Testing FFT with R

Published on

In the previous article, we have built a simple FFT algorithm in Haskell. Now it’s time to test it, for correctness and for (asymptotic) efficiency. If you expect the conclusion to be “it’s good” on both accounts, read on; it may get a bit more interesting than that.

This is also a good occasion to introduce and play with inline-r, a Haskell package that allows to run R code from within Haskell.

Testing correctness

In R, FFT is available straight out of the box, without a need to import a single package.

We use tasty and quickcheck to generate random lists of complex numbers, run R’s FFT and our implementation on these random inputs and compare the results.

The result?

Haskell vs R: OK (0.28s)
  +++ OK, passed 100 tests.

All 1 tests passed (0.28s)

That’s reassuring; at least we are computing the right thing. Now let’s see if we’ve managed to stay within our \(O(n \log n)\) bound.

Testing complexity

Luckily, our implementation already records the number of arithmetic operations it takes to compute the answer.

> snd . fft $ replicate 13 1
312

And we can follow this number as \(n\) grows:

> map (\n -> snd . fft $ replicate n 1) [1..20]
[0,4,12,16,40,36,84,48,144,100,220,96,312,196,420,128,544,324,684,240]

But these numbers don’t tell us much. How do we know if this is \(\Theta(n \log n)\) or \(\Theta(n^2)\)? For this, we will again turn to R.

R’s lm function approximates one value as a linear combination of other values. In this case, we’ll try to find a linear combination of \(n\), \(n \log n\), and \(n^2\) that approximates the number of operations it takes our FFT implementation to complete on an input of size \(n\). If it turns out that the coefficient of \(n^2\) in this combination is a non-negligible positive number, then the complexity of our algorithm is probably not \(O(n \log n)\).

First, we try \(n\)s which are powers of 2. Then the number of points for evaluation halves (while remaining even!) at each level of our divide-and-conquer algorithm.

Call:
lm(formula = ops ~ I(n^2) + I(n * log(n)) + n)

Coefficients:
  (Intercept)         I(n^2)  I(n * log(n))              n
    3.036e-13      1.840e-17      2.885e+00      3.399e-14

The number of steps is rather well approximated by \(2.885\, n \log n\).
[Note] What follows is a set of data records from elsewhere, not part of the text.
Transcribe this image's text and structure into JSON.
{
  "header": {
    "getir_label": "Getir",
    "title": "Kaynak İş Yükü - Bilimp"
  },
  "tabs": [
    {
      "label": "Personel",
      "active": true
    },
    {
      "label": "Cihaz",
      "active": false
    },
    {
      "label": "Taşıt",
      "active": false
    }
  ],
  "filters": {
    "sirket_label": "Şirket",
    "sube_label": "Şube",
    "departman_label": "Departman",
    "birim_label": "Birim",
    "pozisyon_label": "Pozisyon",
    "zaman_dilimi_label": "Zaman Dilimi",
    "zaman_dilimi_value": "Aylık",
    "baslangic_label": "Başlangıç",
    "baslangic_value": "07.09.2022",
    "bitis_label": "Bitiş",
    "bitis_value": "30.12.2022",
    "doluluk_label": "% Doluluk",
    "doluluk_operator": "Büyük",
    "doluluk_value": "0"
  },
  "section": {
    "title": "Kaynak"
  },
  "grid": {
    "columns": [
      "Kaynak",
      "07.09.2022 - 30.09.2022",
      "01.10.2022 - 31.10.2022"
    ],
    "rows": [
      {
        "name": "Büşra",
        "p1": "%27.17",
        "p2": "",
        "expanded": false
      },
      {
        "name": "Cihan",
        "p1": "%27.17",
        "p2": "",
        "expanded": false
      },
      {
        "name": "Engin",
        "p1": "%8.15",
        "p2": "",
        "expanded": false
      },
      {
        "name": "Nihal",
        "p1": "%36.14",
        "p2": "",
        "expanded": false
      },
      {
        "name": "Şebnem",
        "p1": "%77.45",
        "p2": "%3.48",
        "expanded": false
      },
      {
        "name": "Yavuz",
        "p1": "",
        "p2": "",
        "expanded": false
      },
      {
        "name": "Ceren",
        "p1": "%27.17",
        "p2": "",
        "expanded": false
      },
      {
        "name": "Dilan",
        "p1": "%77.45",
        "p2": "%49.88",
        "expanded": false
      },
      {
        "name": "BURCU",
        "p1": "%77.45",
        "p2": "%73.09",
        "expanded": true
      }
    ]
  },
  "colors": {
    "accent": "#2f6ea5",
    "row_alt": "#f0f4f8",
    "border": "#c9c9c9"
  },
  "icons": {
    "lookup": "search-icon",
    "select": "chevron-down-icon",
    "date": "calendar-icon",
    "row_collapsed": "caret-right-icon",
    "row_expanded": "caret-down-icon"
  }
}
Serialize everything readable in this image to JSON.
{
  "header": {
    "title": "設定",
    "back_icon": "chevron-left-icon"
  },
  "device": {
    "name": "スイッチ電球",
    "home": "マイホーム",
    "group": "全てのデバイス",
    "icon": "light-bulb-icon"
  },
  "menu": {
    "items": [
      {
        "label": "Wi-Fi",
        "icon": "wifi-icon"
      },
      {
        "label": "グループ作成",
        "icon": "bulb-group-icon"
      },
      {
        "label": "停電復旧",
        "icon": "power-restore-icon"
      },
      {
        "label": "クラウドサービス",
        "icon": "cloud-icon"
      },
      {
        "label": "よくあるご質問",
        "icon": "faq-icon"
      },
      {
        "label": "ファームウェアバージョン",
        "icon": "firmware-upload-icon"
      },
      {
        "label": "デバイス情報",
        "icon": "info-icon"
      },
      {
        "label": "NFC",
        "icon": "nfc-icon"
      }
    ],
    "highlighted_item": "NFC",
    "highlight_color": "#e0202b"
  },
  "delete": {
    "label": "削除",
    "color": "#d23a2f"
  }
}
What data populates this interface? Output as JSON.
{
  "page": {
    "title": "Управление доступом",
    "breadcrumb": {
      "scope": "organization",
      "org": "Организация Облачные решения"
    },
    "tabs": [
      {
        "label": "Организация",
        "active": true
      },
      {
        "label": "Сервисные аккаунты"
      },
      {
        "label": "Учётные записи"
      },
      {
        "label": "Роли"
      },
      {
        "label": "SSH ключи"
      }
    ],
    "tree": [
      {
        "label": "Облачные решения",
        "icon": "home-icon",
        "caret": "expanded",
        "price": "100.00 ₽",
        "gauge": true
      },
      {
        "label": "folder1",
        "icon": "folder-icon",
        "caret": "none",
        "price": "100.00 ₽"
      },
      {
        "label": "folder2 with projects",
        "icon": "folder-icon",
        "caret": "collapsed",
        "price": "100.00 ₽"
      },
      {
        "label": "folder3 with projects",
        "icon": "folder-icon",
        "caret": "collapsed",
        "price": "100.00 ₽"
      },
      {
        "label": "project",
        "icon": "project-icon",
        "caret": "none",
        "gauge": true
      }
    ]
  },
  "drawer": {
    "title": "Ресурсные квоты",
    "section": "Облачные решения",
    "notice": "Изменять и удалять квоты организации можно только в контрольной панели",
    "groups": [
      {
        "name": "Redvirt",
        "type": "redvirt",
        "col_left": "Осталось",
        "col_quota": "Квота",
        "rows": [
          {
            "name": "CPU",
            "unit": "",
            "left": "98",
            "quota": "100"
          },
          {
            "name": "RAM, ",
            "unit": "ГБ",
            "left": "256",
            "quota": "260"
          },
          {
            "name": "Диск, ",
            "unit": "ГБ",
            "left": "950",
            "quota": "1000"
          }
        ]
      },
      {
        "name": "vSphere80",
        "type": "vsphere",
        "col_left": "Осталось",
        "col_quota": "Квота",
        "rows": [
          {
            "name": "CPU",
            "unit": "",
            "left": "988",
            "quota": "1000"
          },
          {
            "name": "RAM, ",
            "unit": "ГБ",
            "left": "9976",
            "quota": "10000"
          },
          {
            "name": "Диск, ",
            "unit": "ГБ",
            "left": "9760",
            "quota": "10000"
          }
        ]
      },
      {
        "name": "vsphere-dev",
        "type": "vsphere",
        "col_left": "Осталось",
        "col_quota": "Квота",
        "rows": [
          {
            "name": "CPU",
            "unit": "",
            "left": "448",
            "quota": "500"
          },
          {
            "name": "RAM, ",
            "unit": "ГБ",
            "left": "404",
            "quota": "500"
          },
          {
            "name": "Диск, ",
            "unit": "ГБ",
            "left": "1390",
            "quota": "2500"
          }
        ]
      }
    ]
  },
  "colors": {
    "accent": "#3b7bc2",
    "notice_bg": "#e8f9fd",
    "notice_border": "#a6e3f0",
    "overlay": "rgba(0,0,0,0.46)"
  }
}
That’s a win! (By the way, can you tell or guess where the number 2.885 comes from?)

But remember, the number of points only shrinks when it’s even. What the number is odd from the very beginning? Then it’ll never reduce at all!

Call:
lm(formula = ops ~ I(n^2) + I(n * log(n)) + n)

Coefficients:
  (Intercept)         I(n^2)  I(n * log(n))              n
    2.657e-12      2.000e+00      1.834e-13     -2.000e+00

Our fears are confirmed; this time the \(n \log n\) coefficient is negligible, and the number of operations appears to be \(2(n^2-n)\).

For an arbitrary number \(n\), the efficiency of the algorithm depends on the largest power of 2 that divides \(n\). If \(n = 2^m q\), where \(m\) is odd, then \(n\) will halve during the first \(m\) steps, and then stabilize at \(q\).

Concluding remarks on inline-r

The way inline-r works is very cool. It takes advantage of some unique features of R; for example, that the type of R’s AST and the type of its runtime values is the same type, just like in Lisp.

So the quasi-quote [r|...|] works by calling a normal R function that parses the expression and returns its AST as an R value. Then inline-r traverses the AST, replaces metavariables like foo_hs by values dynamically constructed from foo, and passes the expression-as-a-value back to R for evaluation.

To learn more, refer to the paper Project H: Programming R in Haskell. Also, if you understand Russian, listen to our podcast where we discuss inline-r with Alexander Vershilov, one of its authors.

On the other hand, the code using inline-r may get somewhat bulky, as in the r_fft function. It’s hard for me to say yet whether this complexity is justified. The module organization is questionable; in our first program, accessing fairly basic functionality required importing 6 different modules. Finally, the documentation lacks in content and organization.

Yet this is a very impressive young project, and I would love to see its continued development.